Chapter 9, Problem 8CT

To determine

The symmetry of the polar equation $r^2\cos \theta =5$ with respect to pole, the polar axis, and the line $\theta =\frac{\pi }{2}$.

Answer to Problem 8CT

Solution:

The polar equation $r^2\cos \theta =5$ is symmetric with respect to pole, polar axis, and the line $\theta =\frac{\pi }{2}$.

Explanation of Solution

Given information:

The polar equation, $r^2\cos \theta =5$

Explanation:

Use the test of symmetry with respect to polar axis, pole and line $\theta =\frac{\pi }{2}$.
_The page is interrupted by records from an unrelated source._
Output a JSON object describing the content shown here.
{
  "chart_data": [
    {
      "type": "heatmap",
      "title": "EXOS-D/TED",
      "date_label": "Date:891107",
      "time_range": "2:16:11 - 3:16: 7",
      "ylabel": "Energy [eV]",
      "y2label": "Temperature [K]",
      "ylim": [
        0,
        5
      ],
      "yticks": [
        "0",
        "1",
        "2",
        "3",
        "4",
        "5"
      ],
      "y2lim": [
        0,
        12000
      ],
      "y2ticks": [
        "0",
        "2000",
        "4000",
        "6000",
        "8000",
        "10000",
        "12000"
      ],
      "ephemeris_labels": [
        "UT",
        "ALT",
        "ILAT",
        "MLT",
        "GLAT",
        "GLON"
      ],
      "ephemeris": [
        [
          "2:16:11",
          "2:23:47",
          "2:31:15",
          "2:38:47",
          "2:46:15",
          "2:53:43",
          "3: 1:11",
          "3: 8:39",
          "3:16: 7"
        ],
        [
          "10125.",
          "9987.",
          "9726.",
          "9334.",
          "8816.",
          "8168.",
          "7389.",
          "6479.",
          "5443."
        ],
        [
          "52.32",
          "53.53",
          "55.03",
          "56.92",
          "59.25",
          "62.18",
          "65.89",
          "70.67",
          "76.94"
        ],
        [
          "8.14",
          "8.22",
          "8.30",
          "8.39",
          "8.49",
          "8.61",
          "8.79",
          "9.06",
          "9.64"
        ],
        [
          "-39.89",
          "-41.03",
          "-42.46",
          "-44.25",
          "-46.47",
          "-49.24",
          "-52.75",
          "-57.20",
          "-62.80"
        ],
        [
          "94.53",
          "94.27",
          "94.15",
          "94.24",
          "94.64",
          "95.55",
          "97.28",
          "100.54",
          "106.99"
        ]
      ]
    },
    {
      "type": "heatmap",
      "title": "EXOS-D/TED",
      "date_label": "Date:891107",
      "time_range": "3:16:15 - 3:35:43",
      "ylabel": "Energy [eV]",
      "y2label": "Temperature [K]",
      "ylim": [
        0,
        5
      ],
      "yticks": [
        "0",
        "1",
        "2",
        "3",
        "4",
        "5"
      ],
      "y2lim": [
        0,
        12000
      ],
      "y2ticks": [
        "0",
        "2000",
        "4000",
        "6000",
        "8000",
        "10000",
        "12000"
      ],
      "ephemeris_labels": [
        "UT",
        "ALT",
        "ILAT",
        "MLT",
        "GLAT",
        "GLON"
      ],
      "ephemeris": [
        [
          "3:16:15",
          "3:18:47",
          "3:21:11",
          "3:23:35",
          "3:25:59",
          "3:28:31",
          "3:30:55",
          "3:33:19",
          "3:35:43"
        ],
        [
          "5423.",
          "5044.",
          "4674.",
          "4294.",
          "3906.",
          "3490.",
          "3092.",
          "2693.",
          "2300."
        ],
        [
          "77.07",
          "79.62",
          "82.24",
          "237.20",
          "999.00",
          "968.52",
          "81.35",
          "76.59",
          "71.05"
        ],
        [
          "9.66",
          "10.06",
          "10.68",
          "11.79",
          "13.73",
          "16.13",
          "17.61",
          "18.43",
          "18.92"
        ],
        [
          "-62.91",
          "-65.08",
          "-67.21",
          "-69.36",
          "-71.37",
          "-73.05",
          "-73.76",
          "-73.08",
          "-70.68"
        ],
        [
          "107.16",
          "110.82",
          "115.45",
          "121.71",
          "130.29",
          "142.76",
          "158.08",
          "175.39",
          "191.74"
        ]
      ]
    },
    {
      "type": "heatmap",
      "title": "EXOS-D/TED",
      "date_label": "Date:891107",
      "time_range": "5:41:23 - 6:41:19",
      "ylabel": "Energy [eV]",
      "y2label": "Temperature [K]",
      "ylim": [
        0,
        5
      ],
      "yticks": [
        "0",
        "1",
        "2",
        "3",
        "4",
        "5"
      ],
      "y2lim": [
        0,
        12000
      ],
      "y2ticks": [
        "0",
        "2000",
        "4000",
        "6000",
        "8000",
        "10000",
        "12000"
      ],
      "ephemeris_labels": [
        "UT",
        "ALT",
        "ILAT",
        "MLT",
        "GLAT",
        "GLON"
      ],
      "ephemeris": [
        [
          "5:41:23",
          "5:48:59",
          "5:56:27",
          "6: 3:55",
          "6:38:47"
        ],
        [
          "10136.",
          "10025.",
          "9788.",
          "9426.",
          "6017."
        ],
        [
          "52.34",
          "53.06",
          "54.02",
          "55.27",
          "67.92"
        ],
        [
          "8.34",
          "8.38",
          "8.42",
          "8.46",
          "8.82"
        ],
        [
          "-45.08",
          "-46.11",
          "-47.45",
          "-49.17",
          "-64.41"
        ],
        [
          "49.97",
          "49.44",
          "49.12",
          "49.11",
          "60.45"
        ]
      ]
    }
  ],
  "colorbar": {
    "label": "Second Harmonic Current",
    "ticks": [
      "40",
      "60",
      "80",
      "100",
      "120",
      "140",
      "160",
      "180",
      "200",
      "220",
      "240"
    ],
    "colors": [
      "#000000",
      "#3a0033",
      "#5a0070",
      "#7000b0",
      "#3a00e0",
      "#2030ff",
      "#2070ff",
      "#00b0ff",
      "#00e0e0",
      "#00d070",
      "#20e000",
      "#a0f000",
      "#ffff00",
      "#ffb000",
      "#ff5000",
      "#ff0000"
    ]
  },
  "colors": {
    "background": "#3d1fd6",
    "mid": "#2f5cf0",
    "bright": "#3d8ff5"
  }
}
Polar axis: Replace $\theta$ with $-\theta$.

$r^2\cos \left(-\theta \right)=5$.

Using $\cos \left(-\theta \right)=\cos \theta$,

$\Rightarrow r^2\cos \left(\theta \right)=5$

The resulting equation is same as original, so the graph is symmetric withrespect to polar axis.

The line $\theta =\frac{\pi }{2}$:Replace $\theta$ with $\pi -\theta$.

$r^2\cos \left(\pi -\theta \right)=5$.

$\Rightarrow r^2\left[\cos \pi \cos \theta +\sin \pi \sin \theta \right]=5$

$\Rightarrow r^2\left[\left(-1\right)\cos \theta +\left(0\right)\sin \theta \right]=5$

$\Rightarrow -r^2\cos \left(\theta \right)=5$.

Since the resulting equation is not same as original, the graph may or may not be symmetrical about the line $\theta =\frac{\pi }{2}$.

The pole: Replace $r$ with $-r$.

${\left(-r\right)}^2\cos \theta =5$

$\Rightarrow r^2\cos \theta =5$.

The resulting equation is same as original, so the graph is symmetric with respect to pole.

Since the graph is symmetric about pole and polar axis, check the symmetry the line $\theta =\frac{\pi }{2}$ by replacing $\theta$ with $-\theta$ and $r$ with $-r$

${\left(-r\right)}^2\cos \left(-\theta \right)=5$

$\Rightarrow r^2\cos \theta =5$

The resulting equation is same as original, so the graph is symmetric with respect to line $\theta =\frac{\pi }{2}$.

Therefore the polar equation $r^2\cos \theta =5$ is symmetric with respect to pole, polar axis, and the line $\theta =\frac{\pi }{2}$.